Python-未定义全局名称

Question

I promise I have read through the other versions of this question, but I was unable to find a relevant one to my situation. 我保证我已阅读过该问题的其他版本，但无法找到与我的情况相关的一个。 If there is one, I apologize, I've been staring at this for a few hours now. 抱歉，如果有一个，我已经凝视了几个小时。

I've been toying with this a lot and actually got results on one version, so know it's close. 我一直在玩这个，实际上在一个版本上得到了结果，所以知道它已经接近了。

The 'start_URLs' variable is defined as a list prior to the function, but for some reason doesn't register on the global/module level. “ start_URLs”变量被定义为函数之前的列表，但由于某些原因未在全局/模块级别注册。

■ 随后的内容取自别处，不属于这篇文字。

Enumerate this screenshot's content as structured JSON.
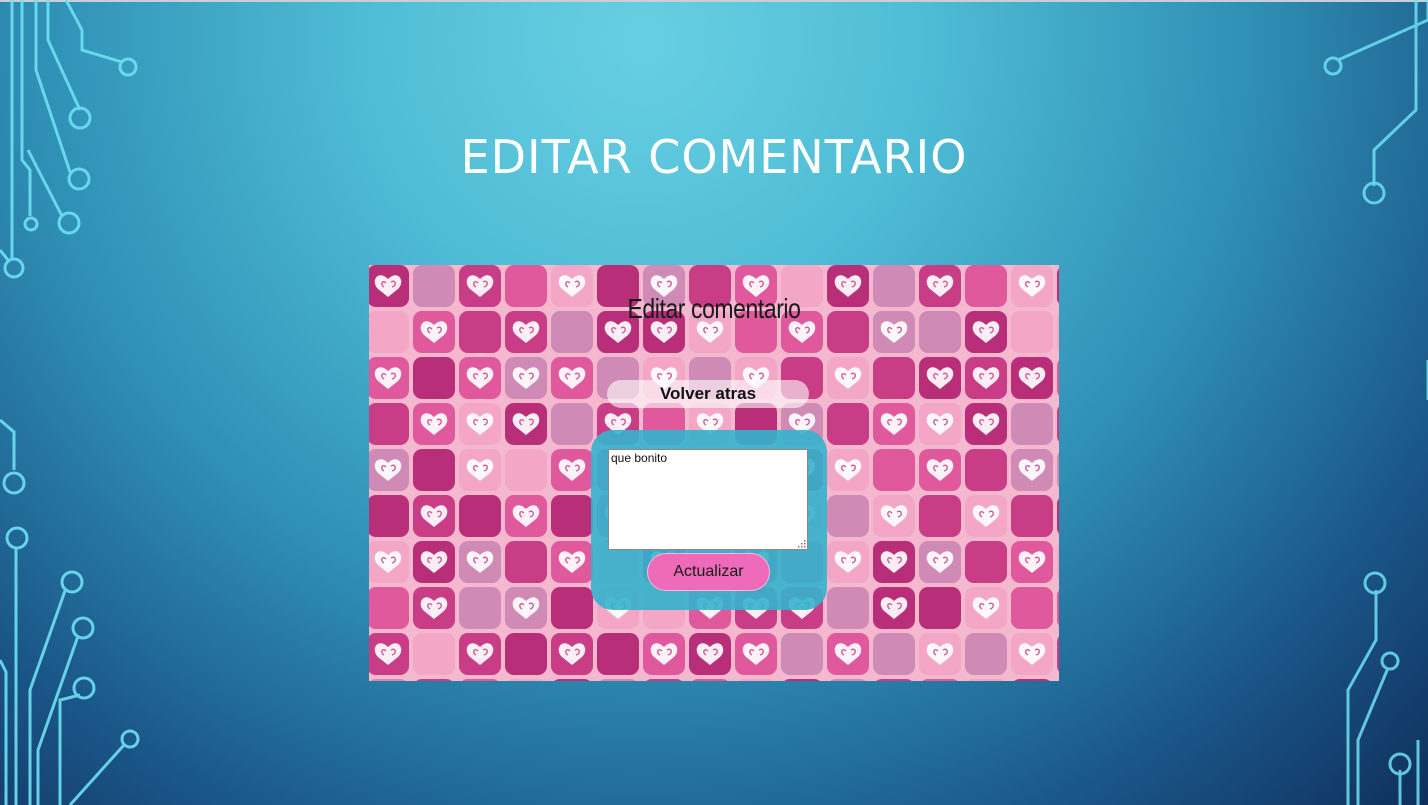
{
  "slide": {
    "title": "EDITAR COMENTARIO"
  },
  "screenshot": {
    "heading": "Editar comentario",
    "back_button_label": "Volver atras",
    "comment_value": "que bonito",
    "update_button_label": "Actualizar"
  },
  "colors": {
    "tile_palette": [
      "#b92e78",
      "#e0599c",
      "#cf8bb6",
      "#f3a6c5",
      "#c93c86"
    ],
    "panel": "#34b2cc",
    "update_button": "#ef6ab8",
    "circuit_stroke": "#6fe0f2"
  },
  "icons": {
    "tile_pattern": "heart-icon",
    "textarea_grip": "resize-grip-icon"
  }
}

Here is the exact error: for listing_url_list in start_urls: NameError: global name 'start_urls' is not defined 这是确切的错误：对于start_urls中的listing_url_list：NameError：未定义全局名称“ start_urls”

import time
import scrapy
from scrapy.http import Request
from scrapy.selector import Selector
from scrapy.spiders import CrawlSpider, Rule
from scraper1.items import scraper1Item

from scraper1 import csvmodule

absolute_pos = './/*[@id="xpath"]/td/@class'

class spider1(CrawlSpider):
    name = 'ugh'
    allowed_domains = ["ugh.com"]
    start_urls = [
        "http://www.website.link.1",
        "http://www.website.link.2",
        "http://www.website.link.3"
    ]

    def parse(self, response):
        Select = Selector(response)
        listing_url_list = Select.xpath('.//*[@id="xpath"]/li/div/a/@href').extract()
        for listing_url_list in start_urls:
            yield scrapy.Request(listing_url, callback=self.parselisting, dont_filter=True)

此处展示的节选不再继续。